Since 2015, as a JST CREST project, I continue to conduct research on large-scale discussion support on social media, particularly through facilitator agents. A facilitator agent, using a problem-solving structuring method inspired by IBIS—one of the facilitation techniques—extracts the problem-solving structure within a discussion and facilitates it; that is, by extracting the problem-solving structure on a large scale and at high speed, it leads to creative consensus. To grasp the structure within a text-based discussion, the facilitator agent program extracts the problem-solving structure using highly optimized deep-learning methods.

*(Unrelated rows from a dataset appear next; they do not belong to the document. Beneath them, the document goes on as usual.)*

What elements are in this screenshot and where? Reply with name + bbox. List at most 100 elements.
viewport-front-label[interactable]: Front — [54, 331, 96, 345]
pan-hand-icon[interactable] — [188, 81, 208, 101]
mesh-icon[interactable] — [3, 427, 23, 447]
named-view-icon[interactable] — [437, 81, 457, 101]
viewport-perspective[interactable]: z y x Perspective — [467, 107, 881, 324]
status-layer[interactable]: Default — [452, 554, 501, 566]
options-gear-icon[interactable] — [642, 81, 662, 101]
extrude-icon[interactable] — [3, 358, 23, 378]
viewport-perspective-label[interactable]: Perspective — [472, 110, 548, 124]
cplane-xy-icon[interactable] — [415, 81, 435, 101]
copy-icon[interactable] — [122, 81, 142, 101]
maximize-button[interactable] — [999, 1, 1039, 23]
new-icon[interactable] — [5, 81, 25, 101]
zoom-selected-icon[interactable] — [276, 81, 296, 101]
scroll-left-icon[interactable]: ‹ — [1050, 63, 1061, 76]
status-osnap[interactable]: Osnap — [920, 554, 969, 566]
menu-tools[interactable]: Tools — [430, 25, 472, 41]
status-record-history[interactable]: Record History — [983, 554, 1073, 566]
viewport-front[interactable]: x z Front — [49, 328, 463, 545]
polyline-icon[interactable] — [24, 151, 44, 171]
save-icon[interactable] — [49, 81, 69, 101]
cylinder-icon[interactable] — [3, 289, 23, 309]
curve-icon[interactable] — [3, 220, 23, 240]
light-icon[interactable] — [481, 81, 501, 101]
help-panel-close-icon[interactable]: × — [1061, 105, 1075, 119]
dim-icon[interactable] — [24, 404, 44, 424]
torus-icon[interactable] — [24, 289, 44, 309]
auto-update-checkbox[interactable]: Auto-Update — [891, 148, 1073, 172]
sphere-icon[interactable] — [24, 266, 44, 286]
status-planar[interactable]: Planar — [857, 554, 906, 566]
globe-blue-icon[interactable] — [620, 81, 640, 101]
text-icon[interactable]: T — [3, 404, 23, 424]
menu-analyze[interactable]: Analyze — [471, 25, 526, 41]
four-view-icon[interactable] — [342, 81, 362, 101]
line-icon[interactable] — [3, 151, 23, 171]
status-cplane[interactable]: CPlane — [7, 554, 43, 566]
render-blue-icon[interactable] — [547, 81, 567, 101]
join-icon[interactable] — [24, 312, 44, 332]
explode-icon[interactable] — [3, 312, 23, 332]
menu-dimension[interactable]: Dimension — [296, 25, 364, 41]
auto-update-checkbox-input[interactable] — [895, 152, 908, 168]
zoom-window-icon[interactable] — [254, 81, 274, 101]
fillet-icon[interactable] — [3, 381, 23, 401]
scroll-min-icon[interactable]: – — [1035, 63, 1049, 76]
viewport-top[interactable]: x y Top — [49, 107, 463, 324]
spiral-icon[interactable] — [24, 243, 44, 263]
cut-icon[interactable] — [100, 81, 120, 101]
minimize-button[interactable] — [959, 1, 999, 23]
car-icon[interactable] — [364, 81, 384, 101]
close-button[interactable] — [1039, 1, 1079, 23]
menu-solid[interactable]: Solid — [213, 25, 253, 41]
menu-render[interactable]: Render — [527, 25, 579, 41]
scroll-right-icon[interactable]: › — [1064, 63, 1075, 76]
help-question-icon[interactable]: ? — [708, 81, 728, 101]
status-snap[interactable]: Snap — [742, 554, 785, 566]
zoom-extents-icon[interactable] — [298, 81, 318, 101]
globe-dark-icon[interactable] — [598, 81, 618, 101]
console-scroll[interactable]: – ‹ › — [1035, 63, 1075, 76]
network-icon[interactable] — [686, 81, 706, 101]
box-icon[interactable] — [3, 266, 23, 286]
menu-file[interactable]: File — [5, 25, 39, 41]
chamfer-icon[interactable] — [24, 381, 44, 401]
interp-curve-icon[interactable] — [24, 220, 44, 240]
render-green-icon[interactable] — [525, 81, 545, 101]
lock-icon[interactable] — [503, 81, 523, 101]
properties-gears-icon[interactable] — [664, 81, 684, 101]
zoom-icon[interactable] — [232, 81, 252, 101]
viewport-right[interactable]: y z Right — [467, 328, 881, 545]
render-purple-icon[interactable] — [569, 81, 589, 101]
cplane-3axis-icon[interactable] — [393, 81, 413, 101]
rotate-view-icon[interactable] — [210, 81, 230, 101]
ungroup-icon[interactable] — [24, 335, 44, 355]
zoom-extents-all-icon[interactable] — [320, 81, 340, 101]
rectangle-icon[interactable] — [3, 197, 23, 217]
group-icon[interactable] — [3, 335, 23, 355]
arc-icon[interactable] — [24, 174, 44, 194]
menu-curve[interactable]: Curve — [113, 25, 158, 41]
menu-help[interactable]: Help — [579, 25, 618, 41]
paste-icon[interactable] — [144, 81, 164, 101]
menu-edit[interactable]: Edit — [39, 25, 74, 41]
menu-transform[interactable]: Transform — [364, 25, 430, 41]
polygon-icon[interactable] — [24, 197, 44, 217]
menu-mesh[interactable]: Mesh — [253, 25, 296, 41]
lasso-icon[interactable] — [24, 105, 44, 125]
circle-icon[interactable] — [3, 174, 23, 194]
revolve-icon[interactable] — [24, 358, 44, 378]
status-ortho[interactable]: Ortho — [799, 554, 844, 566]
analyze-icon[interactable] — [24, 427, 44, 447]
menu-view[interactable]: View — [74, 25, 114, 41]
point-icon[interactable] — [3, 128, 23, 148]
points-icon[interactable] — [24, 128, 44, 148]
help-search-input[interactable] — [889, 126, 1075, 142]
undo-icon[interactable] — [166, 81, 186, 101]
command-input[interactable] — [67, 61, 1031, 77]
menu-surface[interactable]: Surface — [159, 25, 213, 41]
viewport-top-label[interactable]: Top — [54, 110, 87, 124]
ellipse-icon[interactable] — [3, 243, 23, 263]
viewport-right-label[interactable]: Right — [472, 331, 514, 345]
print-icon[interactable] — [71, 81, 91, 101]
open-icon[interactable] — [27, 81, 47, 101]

In 2018, this system was actually applied to the collection of citizens' opinions on the interim draft of Nagoya City's next-term comprehensive plan, becoming the world's first attempt to facilitate, with agent technology, an actual citizens' discussion [36,37,38]. The work has also developed into joint research with the city of Kabul, Afghanistan.
While papers are important as venues for presenting research results, I believe it is also important to receive direct evaluation from society and the world at large. I am therefore actively pursuing entrepreneurship and commercialization. In particular, I have established AgreeBit, Inc., developing the results of the JST CREST project, and I am carrying out activities to apply the system in real-world settings.
As a future development, I would like to propose a "social reasoning system," which can also be called a "distributed expert system." I noted that, in online discussion support, sharing and managing the structure of discussion is important. Going forward, beyond the structure of the discussion, one can also envision sharing simulations of the content being discussed. For example, in the case of traffic problems, experts on cars, on traffic congestion, on roads, on pedestrian flow, and on urban planning would jointly create a simulator. The "simulator" here is not a mere simulation but one that has an integrated structure of a system simulator and reasoning-based discussion. Each expert provides scenarios based on several hypotheses. The content discussed can include international issues, environmental issues, budget issues, traffic issues, and so on, with players at the national level, the city level, the university-professor level, the household level, and various other levels, and various problems can be considered. The simulation is assumed to be a dynamic simulation based on modeling such as system dynamics or qualitative modeling/qualitative reasoning. Ordinary citizens can further add discussion to the simulations and scenarios created by experts, or modify the simulation models. In this way, by simulating and hypothetically reasoning about the very systems that are solutions to social problems, experts and citizens can, as one, discuss and build the next-generation society.